Yard memorial draws attention to African American lives both lived, lost

Crosses are seen in the front yard of John Thorne, a Detroit pastoral minister at Sacred Heart Parish and executive director of the Detroit Catholic Pastoral Alliance, June 16, 2020. The memorial is for the Black men and women whose lives have been taken unjustly over the years. He built it with his 13-year-old son. (CNS photo/Valaurian Waller, Detroit Catholic)

DETROIT—There is an African proverb that says, “As long as a person’s name is called, they never die.”

With the spirit of that proverb in mind, John Thorne, pastoral minister at Sacred Heart Parish in Detroit and executive director of the Detroit Catholic Pastoral Alliance, created a memorial in his front yard for Black men and women whose lives have been taken unjustly, complete with crosses bearing their image and name.

Thorne’s homemade memorial not only serves as a remembrance, but also is a nod to African American history and the all-encompassing meaning of the pro-life movement, he said.

Along with his 13-year-old son and a friend, Thorne built each cross and assembled the memorial in the front yard of his Detroit home. In early June, when he first spoke with Detroit Catholic, the online news outlet of the Archdiocese of Detroit, he had assembled 42 crosses with plans for more.

Thorne said it’s an opportunity for his son to learn and remember, especially because he is young enough to not know all of the stories and names.

“This is a part of our history, a sad and tragic part, but something that we must pay homage to and remember so that they are not forgotten,” Thorne said.

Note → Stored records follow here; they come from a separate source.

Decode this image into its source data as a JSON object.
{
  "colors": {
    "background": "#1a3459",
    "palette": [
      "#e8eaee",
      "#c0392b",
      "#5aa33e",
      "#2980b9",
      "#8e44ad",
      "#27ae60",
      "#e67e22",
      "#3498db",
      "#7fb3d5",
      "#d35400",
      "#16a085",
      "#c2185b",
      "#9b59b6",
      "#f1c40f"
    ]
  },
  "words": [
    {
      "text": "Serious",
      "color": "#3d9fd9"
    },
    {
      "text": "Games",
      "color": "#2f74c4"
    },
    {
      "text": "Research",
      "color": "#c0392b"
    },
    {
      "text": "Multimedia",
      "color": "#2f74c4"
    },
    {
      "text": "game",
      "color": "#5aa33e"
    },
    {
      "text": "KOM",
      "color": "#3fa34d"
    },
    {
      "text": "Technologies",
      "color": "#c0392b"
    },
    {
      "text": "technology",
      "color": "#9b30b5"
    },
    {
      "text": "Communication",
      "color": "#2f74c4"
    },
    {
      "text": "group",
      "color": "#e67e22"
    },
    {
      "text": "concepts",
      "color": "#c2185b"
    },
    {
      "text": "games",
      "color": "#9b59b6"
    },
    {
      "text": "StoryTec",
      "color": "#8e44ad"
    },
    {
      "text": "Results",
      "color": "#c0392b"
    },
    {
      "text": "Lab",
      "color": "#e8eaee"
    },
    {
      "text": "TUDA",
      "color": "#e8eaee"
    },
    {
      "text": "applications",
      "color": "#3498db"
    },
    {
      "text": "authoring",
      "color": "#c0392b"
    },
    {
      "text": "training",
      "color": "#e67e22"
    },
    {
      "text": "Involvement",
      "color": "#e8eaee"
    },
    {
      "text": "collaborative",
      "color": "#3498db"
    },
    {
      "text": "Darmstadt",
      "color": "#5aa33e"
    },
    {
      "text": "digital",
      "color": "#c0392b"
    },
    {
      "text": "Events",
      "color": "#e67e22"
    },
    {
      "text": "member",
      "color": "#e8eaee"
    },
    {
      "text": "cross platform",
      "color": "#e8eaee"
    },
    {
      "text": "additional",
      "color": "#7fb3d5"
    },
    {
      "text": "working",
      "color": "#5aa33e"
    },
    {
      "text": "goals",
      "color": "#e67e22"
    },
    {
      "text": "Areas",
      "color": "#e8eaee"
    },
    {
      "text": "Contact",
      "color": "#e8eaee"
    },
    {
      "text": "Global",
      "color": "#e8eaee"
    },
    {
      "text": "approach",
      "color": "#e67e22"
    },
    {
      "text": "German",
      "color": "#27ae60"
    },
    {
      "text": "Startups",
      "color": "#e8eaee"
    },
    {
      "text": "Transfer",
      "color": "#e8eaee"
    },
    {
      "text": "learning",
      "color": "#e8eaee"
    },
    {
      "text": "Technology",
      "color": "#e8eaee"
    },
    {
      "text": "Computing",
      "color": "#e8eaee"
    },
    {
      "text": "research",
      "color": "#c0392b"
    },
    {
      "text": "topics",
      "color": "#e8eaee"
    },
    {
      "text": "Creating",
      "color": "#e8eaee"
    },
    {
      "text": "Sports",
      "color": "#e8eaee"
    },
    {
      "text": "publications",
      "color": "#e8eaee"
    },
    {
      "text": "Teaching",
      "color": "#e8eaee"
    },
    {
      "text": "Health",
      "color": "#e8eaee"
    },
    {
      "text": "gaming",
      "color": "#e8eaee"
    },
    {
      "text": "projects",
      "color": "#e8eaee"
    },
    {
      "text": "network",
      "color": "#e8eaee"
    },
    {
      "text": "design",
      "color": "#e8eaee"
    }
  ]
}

John Thorne poses for a photo June 16, 2020, in his front yard memorial. (CNS photo/Valaurian Waller, Detroit Catholic)

The names include historical figures such as Emmett Till, the Rev. Martin Luther King Jr., and Malcolm X, as well as those from more recent collective memory, such as George Floyd, Breonna Taylor and Eric Garner. The list also includes names some might never have heard before.

“I wanted to draw attention to people who actually lived lives, who had names, who had children, who lived in communities, who had jobs, and whose lives were also taken,” Thorne said.

Because the memorial is so visible, Thorne said people often stop to look and sometimes talk with him. He hopes his efforts might inspire Catholic churches in Detroit to create similar memorials and help draw attention to the scourge of racism.

“People have died all around us, and a lot of times the church has been completely silent,” Thorne said. He said he is heartened by the attention and interest the memorial has prompted, but he also hopes to see the movement continue even when the country isn’t in upheaval.

“If we are really going to seek racial healing, we have to do this every day of our lives,” Thorne said. “We have to march, we have to work, we have to pray, we have to have conversations with one another.”

Thorne said he approaches the issue from a pro-life perspective, both paying tribute to the lives lived and the lives they lost, remembering that such lives are just as important in the grand scheme.

“I think that in a way the movement has focused on the unborn, and we forget about those who are living,” Thorne said. “It is not just from natural conception to natural death; we also have to remember everything that happens in between, from that beginning to that natural end.”

Thorne said the Black Catholic community takes a holistic approach to life: celebrating everything from baptisms to birthdays to anniversaries and graduations to everything in between.

“We call upon the names of our ancestors all the time for help and for aid. We call upon the names of those who died before us,” Thorne said.

For his part, Thorne calls upon the name of his daughter, who passed away six hours after her birth. “We still remember, we still call her name, we still ask her to intercede on our behalf,” Thorne said.

And while Thorne emphasized the importance of remembering children who were never born, the focus of his homemade memorial is on those who lived and died.

“We cannot forget about the injustices that were done to African Americans over the course of 400 years,” Thorne said. “We cannot forget those who never had the dignity of humanity in life, whether they were slaves, whether they were looked at as second-class citizens, drinking from a water fountain that was separate and unequal.

“It is all of these experiences that remind us that (being pro-life) is so much more than defending unborn babies. It has to be the totality of it.”

By Gabriella Patti, a reporter at Detroit Catholic, the online news outlet of the Archdiocese of Detroit.